Nach dem Tod des Angehörigen muss ein Arzt verständigt werden. Dieser stellt den Totenschein aus. Als nächsten Schritt sind die nächsten Angehörigen zu informieren, um mit ihnen das weitere Vorgehen zu besprechen. Wichtige Unterlagen wie Personalausweis, Geburtsurkunde und Heiratsurkunde sollten zusammengetragen werden. Diese sind erforderlich zur Regelung weiterer Formalitäten.

Verträge und Willenserklärungen des Verstorbenen müssen ebenfalls herausgesucht werden, um dringende Anliegen zu klären. Dazu gehören, falls vorhanden: der Organspendeausweis, das Testament, ein möglicherweise schon existierender Vorsorgevertrag mit einem Bestattungsinstitut und Wünsche für die Art der Bestattung.

Am Tag danach

Am Tag danach beziehungsweise am ersten Werktag nach dem Todesfall müssen mit dem Totenschein und weiteren Unterlagen (je nach Familienstand: Personalausweis, Familienstammbuch, Scheidungsurteil, Sterbeurkunde des schon zuvor verstorbenen Ehegatten) die Sterbeurkunden beantragt werden – und zwar auf dem Bürgeramt oder Standesamt, welches für den Ort zuständig ist, an dem der Tod eingetreten ist. Viele Stellen verlangen diese Urkunde: das Einwohnermeldeamt, Banken, Krankenversicherungen, die gesetzliche Rentenversicherung sowie private Rententräger. Dann gilt es die Bestattung vorzubereiten.

Die Kosten, die für eine Bestattung im Durchschnitt anfallen, betragen laut Verbraucherzentrale ungefähr 5.000 Euro.

Innerhalb von zwei Tagen

Innerhalb von zwei Tagen nach dem Todesfall sollten die Angehörigen den Arbeitgeber informieren und sich um die Wohnung des Verstorbenen kümmern – Strom, Wasser und Gas können möglicherweise abgestellt werden. Außerdem sollte geprüft werden, ob der Verstorbene regelmäßige Dienstleistungen bezogen hat, beispielsweise einen Pflegedienst.
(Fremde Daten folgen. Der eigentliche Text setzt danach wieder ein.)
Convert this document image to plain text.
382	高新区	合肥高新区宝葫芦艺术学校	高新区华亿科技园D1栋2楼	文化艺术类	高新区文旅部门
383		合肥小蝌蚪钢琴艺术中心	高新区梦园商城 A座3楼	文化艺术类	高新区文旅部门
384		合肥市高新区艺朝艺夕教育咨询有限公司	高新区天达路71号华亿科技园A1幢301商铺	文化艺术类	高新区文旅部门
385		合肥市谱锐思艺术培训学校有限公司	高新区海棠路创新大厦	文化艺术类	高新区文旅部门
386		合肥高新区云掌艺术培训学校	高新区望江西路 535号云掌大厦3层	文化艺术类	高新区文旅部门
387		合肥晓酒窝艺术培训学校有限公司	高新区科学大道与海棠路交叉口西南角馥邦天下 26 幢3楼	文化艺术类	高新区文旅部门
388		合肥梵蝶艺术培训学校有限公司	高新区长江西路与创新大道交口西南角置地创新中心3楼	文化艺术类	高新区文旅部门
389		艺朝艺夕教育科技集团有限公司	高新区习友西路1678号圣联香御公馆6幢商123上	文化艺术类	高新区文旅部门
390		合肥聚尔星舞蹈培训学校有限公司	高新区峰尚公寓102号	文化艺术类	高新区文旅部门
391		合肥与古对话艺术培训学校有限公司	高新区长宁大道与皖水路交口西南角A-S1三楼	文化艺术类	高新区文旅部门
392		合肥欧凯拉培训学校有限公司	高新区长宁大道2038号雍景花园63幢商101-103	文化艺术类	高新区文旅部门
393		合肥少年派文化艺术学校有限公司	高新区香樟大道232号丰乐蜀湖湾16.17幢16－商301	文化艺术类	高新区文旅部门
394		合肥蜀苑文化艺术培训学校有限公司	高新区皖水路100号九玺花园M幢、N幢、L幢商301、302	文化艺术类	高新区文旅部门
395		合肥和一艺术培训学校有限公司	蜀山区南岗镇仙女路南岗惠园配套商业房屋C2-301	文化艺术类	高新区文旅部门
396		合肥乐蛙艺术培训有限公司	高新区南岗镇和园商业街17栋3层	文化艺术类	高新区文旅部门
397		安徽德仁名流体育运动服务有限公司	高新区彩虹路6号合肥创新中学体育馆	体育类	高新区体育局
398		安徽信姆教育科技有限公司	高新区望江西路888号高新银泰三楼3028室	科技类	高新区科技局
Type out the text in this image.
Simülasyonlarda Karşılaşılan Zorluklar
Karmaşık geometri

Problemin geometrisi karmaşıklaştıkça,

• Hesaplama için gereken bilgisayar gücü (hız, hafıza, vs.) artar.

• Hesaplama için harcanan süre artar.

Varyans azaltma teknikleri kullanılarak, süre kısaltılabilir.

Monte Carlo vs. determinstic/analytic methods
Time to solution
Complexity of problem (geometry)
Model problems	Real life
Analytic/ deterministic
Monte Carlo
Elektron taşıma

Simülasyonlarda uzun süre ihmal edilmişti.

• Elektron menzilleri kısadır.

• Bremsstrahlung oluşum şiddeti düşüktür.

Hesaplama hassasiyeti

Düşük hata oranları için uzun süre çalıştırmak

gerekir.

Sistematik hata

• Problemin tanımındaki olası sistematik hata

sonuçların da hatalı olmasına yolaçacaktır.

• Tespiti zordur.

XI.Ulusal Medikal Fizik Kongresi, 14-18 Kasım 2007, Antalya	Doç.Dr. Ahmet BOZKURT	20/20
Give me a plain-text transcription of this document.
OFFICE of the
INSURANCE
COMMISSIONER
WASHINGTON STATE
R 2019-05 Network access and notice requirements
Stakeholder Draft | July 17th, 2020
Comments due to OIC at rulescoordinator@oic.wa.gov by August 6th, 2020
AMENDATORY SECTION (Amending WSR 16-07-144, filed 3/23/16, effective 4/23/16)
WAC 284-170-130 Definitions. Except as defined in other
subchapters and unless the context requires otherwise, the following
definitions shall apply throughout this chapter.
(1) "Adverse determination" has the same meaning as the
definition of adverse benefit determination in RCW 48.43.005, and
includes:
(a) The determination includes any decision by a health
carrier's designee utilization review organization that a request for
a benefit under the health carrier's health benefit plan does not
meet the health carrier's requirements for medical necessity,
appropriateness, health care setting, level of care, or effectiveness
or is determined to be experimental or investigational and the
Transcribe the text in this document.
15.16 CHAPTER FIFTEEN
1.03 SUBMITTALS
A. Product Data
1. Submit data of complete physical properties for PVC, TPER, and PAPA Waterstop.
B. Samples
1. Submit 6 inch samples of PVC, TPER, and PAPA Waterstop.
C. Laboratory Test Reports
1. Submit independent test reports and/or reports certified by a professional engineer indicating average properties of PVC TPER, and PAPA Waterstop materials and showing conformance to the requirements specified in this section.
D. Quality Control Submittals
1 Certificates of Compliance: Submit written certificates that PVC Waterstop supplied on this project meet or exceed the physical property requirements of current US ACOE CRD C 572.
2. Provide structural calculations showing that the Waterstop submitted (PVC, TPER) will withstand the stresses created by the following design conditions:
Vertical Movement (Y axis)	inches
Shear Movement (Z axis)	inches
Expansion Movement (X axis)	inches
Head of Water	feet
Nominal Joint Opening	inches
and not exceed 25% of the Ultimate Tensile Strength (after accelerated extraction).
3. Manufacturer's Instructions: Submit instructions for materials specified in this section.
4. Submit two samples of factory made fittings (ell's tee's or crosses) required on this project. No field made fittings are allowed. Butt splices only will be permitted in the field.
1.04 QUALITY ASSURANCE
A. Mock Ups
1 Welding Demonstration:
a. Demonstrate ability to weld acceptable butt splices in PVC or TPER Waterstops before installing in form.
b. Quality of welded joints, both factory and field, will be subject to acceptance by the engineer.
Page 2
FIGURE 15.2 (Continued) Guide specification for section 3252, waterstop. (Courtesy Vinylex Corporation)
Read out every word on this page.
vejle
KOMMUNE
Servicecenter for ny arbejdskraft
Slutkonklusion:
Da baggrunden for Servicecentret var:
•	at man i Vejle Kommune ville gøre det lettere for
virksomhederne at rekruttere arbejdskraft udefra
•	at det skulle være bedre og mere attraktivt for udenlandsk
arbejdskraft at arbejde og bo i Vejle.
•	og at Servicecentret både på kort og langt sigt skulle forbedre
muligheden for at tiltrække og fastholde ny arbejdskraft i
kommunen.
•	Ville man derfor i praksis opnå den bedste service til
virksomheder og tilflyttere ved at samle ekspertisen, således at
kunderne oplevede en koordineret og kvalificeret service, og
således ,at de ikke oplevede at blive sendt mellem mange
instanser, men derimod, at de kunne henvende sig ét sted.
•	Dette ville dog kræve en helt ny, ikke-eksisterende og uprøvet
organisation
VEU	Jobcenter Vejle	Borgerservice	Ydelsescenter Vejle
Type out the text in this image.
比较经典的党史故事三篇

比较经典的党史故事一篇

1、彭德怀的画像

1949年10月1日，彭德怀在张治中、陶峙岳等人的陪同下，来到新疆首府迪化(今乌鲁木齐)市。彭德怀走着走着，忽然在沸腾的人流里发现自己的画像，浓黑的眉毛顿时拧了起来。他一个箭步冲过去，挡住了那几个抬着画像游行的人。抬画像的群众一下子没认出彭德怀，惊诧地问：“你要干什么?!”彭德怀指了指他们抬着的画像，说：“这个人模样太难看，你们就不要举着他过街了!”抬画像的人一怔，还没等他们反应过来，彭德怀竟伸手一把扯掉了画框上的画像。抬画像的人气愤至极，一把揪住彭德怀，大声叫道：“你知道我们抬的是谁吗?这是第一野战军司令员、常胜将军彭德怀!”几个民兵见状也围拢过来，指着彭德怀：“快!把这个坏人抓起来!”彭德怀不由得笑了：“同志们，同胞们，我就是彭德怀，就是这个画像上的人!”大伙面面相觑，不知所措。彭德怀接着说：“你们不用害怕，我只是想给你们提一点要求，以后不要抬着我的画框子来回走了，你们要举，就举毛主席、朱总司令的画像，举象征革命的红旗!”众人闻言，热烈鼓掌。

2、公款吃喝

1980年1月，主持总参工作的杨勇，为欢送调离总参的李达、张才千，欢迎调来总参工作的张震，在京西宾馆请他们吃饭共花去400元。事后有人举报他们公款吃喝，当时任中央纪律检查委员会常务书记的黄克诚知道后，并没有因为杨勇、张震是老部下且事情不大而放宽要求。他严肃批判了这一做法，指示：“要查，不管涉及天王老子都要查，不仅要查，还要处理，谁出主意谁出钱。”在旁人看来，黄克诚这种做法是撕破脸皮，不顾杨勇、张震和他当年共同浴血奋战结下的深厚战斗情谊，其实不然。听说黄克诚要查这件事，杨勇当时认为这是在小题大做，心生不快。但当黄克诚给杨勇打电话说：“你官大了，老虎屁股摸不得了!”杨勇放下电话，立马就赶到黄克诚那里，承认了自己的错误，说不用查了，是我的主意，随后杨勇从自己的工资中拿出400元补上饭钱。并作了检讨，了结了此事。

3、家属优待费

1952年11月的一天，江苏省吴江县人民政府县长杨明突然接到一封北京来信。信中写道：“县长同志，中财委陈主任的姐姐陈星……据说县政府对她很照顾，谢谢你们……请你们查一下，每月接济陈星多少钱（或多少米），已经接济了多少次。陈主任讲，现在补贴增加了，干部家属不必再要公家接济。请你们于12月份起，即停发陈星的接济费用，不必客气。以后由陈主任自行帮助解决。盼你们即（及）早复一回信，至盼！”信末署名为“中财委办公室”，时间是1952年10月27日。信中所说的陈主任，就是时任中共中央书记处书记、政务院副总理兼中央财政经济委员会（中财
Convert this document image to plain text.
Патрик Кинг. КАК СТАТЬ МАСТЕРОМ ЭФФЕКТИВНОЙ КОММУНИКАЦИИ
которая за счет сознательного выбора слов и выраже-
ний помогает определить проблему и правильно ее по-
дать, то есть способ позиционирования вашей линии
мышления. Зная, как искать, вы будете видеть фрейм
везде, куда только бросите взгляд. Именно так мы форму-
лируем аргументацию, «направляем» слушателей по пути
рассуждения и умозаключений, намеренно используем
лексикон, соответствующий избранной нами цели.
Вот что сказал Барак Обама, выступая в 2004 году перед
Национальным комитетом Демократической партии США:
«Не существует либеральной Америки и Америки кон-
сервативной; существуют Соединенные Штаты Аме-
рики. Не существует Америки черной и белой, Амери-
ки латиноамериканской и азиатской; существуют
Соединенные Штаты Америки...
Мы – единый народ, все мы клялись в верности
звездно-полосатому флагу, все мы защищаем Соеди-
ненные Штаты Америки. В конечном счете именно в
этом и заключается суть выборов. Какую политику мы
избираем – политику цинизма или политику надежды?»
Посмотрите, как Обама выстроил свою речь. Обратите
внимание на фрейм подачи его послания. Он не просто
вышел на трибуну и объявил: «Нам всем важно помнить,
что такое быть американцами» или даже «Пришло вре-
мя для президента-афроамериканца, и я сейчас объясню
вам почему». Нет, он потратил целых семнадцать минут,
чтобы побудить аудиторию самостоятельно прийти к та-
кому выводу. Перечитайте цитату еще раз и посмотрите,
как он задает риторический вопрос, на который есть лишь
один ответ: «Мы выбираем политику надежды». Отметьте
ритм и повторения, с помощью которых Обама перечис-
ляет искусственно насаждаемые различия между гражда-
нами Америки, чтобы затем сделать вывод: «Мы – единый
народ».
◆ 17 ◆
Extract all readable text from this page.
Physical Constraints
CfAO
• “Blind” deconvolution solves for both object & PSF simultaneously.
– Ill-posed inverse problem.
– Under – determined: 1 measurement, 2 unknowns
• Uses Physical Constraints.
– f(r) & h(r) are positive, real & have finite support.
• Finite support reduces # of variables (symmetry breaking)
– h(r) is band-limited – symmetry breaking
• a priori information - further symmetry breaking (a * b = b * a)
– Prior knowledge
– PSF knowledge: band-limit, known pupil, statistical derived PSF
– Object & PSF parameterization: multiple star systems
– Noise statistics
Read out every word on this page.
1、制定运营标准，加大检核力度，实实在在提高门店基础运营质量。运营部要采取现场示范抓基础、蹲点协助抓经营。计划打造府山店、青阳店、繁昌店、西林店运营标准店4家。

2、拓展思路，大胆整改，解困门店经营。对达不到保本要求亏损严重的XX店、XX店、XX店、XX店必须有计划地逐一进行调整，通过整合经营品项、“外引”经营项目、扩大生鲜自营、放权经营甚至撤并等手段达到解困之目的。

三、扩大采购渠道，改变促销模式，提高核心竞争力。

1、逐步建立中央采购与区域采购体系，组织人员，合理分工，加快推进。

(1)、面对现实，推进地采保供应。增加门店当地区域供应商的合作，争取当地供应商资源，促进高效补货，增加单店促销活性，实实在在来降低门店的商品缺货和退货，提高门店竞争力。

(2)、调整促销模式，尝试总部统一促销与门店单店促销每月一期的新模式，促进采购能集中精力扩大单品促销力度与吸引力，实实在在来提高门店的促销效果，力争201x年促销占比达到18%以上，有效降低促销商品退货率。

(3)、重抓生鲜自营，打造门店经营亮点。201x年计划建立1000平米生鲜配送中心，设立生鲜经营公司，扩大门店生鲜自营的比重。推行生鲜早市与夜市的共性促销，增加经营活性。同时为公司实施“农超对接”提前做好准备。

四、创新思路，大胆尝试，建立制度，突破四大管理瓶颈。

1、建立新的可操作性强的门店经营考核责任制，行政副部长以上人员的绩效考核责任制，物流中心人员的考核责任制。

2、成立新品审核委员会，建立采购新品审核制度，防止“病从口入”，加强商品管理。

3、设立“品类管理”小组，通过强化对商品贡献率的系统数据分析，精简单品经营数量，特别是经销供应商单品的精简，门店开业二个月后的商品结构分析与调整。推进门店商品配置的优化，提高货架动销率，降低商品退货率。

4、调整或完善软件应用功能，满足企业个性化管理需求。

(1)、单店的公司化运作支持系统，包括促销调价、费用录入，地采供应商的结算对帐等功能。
Diese und andere Aufträge sowie Reisen und sonstige Bestellungen sollten umgehend storniert werden. Zudem müssen Krankenkasse, Lebens- und Unfallversicherungen informiert werden, ebenso die Rentenversicherung. Sie prüft, ob Anspruch auf eine Hinterbliebenenrente besteht.

Wichtig ist auch, die Bankgeschäfte des Verstorbenen zu regeln – sofern man eine Vollmacht über das Konto hat. Ansonsten muss der Zugang beantragt werden, was aber unter Umständen Wochen dauern kann.

Manche Banken verlangen auch einen Erbschein oder ein beglaubigtes Testament. Um dies zu vermeiden, kann schon zu Lebzeiten bei der Bank eine Vollmacht hinterlegt werden, die bestimmten Angehörigen den Zugriff auf das Konto im Todesfall des Inhabers erlaubt.

Innerhalb von zwei Wochen

Weitere Versicherungen sollten innerhalb von weiteren zwei Wochen informiert werden. Ebenso sollte man mit Energieversorgern und Telefongesellschaften verfahren. Bestehende Policen und Mitgliedschaften, beispielsweise in Vereinen oder Berufsgenossenschaften, müssen gekündigt werden.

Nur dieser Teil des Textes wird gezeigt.